The Other Cafe's founders (Bob Ayres center) in 1980
Photo courtesy of Bob Ayres

“When people tell someone a history it's always one side of it. What I know is a little darker.” Assemblyman Tom Ammiano had seen our post on this weekend's Other Cafe reunion (Sat/25), and had a bone to pick with our description of the defunct Haight-Ashbury stand up club's progressive approach to comedy. Namely, the Other's attitude when it came to gay comics during its 1980s heyday – a view which club founder Bob Ayres vehemently disputes.

Ammiano should know – in addition to his early career as a special education teacher and current one as the political voice of the 13th Assembly District, he was a gay stand up comedian in a city that has been hollered at as the modern day creche of homo wisecracking. He founded the gay comedy night Valencia Rose Cabaret in 1980, thereby earning himself the grand distinction of “Mother of Gay Comedy.”

But he couldn't get work just everywhere. “The interesting thing is that this was San Francisco – I can't really think of a gayer city than that,” he told me on the phone today. “When we tried entry to the Other Cafe and Punchline [another club open to this day], we were denied access.” Ammiano said that club schedulers would tell them that due to the AIDS crisis, audiences weren't comfortable with “gay material.” Or else that audiences just didn't like listening to gay jokes, or they would be less direct but still firm on the fact that no gigs with them would be forthcoming. “It was really a bummer. We had our audiences and everything, but [club owners and schedulers] were homophobic.”
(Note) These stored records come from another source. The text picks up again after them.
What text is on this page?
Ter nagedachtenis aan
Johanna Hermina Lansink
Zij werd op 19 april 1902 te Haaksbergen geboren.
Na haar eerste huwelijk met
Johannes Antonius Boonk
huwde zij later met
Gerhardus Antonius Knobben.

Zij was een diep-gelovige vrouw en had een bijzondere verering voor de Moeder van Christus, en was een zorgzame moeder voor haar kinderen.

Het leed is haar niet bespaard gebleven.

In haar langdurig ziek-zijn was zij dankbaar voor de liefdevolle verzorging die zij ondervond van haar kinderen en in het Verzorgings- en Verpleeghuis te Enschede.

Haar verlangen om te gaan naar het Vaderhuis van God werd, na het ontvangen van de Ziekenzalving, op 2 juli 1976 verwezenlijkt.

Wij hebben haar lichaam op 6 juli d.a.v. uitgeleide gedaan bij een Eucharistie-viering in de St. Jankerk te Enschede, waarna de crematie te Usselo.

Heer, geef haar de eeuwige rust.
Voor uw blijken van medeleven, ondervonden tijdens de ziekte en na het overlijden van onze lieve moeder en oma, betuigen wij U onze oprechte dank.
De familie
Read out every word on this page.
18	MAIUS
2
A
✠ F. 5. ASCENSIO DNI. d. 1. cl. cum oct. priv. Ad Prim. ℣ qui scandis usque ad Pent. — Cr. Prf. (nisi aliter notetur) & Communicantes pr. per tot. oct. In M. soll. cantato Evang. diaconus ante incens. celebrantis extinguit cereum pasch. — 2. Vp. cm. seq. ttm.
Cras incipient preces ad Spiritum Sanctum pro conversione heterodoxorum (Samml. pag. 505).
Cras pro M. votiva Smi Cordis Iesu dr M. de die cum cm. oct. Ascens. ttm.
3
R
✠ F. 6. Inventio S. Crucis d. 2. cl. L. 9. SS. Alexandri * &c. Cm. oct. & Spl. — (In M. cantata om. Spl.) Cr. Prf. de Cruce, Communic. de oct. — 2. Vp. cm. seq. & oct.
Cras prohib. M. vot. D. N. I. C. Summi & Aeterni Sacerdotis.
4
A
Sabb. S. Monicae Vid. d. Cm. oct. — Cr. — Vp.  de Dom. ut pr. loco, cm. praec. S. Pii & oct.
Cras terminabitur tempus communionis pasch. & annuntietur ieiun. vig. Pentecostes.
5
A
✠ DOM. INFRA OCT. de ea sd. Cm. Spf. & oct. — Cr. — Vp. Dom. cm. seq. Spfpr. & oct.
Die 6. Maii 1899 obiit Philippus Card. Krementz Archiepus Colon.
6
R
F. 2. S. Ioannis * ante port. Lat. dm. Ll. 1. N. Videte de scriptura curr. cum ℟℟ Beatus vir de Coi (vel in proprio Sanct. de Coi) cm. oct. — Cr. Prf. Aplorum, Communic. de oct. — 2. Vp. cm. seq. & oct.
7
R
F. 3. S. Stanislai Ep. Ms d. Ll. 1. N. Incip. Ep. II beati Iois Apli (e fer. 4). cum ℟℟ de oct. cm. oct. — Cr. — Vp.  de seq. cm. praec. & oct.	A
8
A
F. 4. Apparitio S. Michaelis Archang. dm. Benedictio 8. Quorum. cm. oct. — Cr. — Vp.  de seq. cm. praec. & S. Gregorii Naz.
Ayres' comments on the matter implies a bit of sour grapes on the part of Assemblyman Ammiano. Quoth he:

 "At the height of the comedy boom it was tough for many comedians to get gigs there. We were able to pick from among the very brightest of acts from around the country. It was the hardest thing about owning a high profile comedy room, saying no to deserving comics. The charge that we closeted comics or disallowed gay material is blatantly untrue nor is it supported by the facts. We had many gay comedians play and even headline the club. Must we list them? Tom as a beginning comedian back then may have felt he deserved more stage time and maybe he knows others that feel that way. But there are also hundreds of straight comedians who feel they deserved more gigs there. We simply tried to bring the funniest comedians we could find to our club every night. Their sexual preference was of no concern to us ever. It still isn't. We would never have survived nor prospered as a comedy club had we told comedians what material to do." 

When I read Ammiano a list that Ayres had sent me of gay comedians that had performed at the club, Ammiano said that most of the names were people that had performed there "in the '90s" (note: the club had already closed by then), or had performed closeted, or hadn't done explicitly “gay material.”

Which is not to negate all of Ammiano's respect for the Other's comedic legacy. “It was just amazing. People got their careers started, we had a lot of heavyweights get their start here, they're absolutly right that way,” he said.